Mass events are crude instruments, useful for delivering slogans and chants but not well suited to deciding subtle issues that confront environmental converts who are trying to translate their concerns into practice. Whether people should buy biodegradable or recyclable plastics or switch from disposable to cloth diapers will not be settled on April 22.

Earth Day fits into a troubling American pattern of responding to crises with rhetoric and theater. So far, it has been easy to be an environmentalist: one simply has to claim to be one. Just as middle-class voters routinely condemn "welfare" while opposing cuts in the social programs that constitute such spending, a good portion of the voters who claim they would pay for environmental improvements balk when the bill is presented. If consumers truly insisted on cleaner air in their individual buying and voting decisions, Detroit and Japan would vie to deliver less polluting cars, and it would not take ten years of struggle to amend the Clean Air Act.

Instead of making hard choices, it is easier to blow off steam. April 22 will offer people an opportunity to purge accumulated anxiety over wounds to earth's life-support systems. Worn out by weeks of buildup and an accompanying media blitz, many people will return to business as usual on Monday, hoping not to hear the E word again for weeks. It is possible that the environment might be better served if consumers had no such outlet, and were forced to do some quiet soul searching about how their individual choices contribute to the world's environmental problems.

In the past, raucous demonstrations have sometimes polarized the nation, shifting attention from the issues to the rowdy behavior and unpopular politics -- Stalinists for Solidarity with the Viet Cong! -- of protesters. Since support for environmental protection spans the political spectrum, polarization should not plague Earth Day unless fringe groups seize the occasion to sabotage a steel mill or stage other "ecotage" attacks on perceived corporate villains. Earth Day's organizers more likely face the opposite problem: the possibility that the hype and the numbing array of events will cause people to throw up their hands and stay home.
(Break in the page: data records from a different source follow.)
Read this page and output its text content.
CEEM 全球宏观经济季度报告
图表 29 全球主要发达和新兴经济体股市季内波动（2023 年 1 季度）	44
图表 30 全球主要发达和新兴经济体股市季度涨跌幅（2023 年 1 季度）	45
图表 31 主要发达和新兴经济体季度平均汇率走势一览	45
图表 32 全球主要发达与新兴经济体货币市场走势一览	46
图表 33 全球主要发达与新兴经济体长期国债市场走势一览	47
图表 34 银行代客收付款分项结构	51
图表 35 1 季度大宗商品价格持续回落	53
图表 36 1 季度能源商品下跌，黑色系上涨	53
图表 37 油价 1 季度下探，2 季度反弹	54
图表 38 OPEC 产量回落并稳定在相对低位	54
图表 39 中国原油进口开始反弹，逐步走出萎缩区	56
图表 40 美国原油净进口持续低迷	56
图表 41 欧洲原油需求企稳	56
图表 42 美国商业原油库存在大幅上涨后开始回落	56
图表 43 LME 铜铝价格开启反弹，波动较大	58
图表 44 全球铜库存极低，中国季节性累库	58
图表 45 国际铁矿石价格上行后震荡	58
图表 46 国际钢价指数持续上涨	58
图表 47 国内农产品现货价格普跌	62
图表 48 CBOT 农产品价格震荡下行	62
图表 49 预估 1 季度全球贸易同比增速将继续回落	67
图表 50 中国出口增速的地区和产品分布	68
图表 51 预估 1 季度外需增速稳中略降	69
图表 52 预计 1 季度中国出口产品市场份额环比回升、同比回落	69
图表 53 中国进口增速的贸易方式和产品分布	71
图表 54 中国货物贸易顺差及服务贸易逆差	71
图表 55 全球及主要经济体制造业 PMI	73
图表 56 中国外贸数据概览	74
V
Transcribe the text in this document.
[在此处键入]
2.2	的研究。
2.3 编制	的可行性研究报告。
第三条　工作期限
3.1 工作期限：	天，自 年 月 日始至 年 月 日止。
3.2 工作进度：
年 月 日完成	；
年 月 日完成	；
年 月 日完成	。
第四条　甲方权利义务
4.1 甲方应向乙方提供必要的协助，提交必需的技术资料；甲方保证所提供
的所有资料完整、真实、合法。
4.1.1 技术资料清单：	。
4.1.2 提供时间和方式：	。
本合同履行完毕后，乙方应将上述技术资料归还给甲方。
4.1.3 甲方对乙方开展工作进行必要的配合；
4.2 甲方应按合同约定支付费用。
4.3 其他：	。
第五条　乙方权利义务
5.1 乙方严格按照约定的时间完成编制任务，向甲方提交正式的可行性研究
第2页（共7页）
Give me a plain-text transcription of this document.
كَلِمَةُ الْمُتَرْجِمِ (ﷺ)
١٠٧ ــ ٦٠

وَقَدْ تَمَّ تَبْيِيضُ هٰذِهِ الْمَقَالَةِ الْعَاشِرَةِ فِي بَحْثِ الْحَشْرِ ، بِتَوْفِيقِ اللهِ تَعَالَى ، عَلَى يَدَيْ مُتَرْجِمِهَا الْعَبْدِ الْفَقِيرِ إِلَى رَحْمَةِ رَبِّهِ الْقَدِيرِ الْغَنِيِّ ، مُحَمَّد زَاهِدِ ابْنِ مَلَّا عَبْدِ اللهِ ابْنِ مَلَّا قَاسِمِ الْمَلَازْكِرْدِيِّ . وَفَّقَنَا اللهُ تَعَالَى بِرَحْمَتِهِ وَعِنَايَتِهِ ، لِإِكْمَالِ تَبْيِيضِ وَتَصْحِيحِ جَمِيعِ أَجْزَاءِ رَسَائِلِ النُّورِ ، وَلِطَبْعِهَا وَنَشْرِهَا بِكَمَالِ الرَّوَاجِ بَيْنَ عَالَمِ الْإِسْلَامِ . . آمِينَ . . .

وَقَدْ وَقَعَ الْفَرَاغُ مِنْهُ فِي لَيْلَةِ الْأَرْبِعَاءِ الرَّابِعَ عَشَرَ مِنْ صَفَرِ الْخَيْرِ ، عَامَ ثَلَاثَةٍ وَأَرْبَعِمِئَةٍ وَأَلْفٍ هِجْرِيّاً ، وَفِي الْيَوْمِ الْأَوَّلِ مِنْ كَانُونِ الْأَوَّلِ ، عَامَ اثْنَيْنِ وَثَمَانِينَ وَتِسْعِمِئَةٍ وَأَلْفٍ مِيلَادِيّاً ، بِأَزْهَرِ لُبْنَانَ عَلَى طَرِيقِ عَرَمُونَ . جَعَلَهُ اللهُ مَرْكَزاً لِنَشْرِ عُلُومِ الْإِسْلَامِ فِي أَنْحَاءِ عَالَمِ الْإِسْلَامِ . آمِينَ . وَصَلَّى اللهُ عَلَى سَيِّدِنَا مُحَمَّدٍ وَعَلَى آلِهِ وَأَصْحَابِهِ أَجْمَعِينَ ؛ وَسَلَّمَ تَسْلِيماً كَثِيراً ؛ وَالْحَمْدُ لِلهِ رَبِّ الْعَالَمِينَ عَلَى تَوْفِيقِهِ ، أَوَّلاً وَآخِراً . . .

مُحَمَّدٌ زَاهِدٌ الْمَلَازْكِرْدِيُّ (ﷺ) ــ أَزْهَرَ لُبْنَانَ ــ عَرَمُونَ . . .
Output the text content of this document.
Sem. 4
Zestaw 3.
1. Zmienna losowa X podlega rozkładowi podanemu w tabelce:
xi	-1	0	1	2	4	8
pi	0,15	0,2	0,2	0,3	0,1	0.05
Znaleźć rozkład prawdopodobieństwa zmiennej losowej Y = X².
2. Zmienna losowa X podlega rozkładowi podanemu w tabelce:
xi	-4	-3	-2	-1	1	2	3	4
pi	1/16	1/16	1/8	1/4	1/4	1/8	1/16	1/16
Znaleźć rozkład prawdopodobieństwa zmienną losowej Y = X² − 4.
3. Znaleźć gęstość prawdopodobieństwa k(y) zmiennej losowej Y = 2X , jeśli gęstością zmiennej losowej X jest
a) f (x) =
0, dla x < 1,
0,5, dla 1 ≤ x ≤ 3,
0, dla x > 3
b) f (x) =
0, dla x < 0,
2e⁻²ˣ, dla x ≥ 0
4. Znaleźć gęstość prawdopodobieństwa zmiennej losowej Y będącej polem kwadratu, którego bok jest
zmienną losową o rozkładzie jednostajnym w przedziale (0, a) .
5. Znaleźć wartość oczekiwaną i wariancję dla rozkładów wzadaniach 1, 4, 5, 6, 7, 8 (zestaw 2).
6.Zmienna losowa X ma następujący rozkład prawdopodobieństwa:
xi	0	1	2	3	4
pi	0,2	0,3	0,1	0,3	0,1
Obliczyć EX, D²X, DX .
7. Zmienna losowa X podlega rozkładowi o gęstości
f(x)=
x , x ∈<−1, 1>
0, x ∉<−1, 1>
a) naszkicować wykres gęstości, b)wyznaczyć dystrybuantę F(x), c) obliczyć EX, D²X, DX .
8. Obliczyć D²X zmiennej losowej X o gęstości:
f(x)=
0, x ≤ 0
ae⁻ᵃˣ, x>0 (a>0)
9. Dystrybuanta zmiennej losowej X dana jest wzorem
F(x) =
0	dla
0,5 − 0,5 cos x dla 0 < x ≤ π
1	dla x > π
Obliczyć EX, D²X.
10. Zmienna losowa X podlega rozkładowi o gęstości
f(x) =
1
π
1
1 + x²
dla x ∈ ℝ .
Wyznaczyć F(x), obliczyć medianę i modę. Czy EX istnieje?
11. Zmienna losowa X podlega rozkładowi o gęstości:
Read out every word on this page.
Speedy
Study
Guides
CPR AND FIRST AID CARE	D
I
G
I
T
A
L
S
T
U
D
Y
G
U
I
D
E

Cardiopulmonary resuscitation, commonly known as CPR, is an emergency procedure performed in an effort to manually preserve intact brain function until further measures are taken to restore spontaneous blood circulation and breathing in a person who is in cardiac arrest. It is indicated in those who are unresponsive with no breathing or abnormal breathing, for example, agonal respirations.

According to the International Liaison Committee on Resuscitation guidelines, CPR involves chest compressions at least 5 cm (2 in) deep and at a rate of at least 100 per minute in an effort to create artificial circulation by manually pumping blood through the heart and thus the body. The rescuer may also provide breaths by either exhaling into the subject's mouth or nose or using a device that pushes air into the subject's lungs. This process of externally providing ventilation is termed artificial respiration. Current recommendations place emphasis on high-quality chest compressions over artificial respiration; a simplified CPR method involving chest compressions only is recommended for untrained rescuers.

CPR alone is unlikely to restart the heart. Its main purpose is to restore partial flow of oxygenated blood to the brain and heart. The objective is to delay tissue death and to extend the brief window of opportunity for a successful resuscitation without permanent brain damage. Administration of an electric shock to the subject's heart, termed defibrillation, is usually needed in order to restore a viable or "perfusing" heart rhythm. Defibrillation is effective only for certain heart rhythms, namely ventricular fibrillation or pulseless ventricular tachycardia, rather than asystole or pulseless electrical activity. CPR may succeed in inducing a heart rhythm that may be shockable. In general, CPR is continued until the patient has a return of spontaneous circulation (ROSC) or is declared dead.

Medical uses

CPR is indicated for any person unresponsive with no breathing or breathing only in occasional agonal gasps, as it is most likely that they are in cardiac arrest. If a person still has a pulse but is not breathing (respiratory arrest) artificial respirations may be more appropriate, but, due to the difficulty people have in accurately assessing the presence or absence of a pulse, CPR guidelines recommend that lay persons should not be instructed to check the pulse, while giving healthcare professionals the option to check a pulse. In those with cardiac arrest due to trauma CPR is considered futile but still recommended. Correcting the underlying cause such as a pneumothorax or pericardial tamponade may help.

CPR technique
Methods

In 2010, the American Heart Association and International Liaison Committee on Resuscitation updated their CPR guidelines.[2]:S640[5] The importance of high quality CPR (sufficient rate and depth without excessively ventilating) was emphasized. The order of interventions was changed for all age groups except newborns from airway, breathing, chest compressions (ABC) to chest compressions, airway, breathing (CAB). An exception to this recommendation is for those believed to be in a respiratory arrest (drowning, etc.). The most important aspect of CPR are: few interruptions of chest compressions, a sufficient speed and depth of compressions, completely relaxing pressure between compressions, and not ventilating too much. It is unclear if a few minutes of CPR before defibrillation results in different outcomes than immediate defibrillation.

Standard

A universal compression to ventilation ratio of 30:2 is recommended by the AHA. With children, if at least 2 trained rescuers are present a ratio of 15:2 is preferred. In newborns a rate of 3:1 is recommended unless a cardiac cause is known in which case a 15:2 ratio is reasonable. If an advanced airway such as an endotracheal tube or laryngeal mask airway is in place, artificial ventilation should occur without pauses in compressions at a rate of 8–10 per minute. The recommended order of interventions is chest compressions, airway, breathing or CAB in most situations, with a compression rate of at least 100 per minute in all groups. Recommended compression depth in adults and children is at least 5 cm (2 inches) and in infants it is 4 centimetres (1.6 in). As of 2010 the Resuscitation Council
Proponents argue that Earth Day 1990 will both challenge individuals and mobilize new constituencies such as minorities, the religious community and organized labor. The event's disciplined chairman and mastermind, San Francisco lawyer Denis Hayes, hopes to saturate the public consciousness and create what he calls a "tilt point" in attitudes, refocusing the passions of the cold war on ecological issues. Hayes hopes that Earth Day will help make sound environmental behavior as accepted in daily life as wearing a seat belt. Democratic Senator John Kerry of Massachusetts believes Earth Day will help recruit an army of voters to hold slippery politicians truly accountable for environmental problems in coming elections.

This will be no easy task. One of America's more dubious achievements during the past two decades is the perfecting of techniques that enable politicians and corporations to capitalize on discontents without threatening the status quo. Unlike the world's oppressed, Americans have many ways of expressing their frustrations through votes, opinion surveys and boycotts, as well as demonstrations. Legislators and companies have fine-tuned their ability to respond to expressions of public anxiety with promises of legislative and private initiatives, reassuring people that problems are being addressed, if not solved. When things don't change for the better, people take to the streets again, and the cycle repeats itself, as it has with Earth Day 1990.

The net effect of this intricate dance is that most environmental problems in the U.S. are more pressing today than they were 20 years ago. Insults to air, water and living things can no longer be dismissed as life-style and recreational issues for the middle class, but now must be seen as economic, social and even geopolitical crises. The question is whether the environment will allow the U.S. the luxury of Earth Day 2010.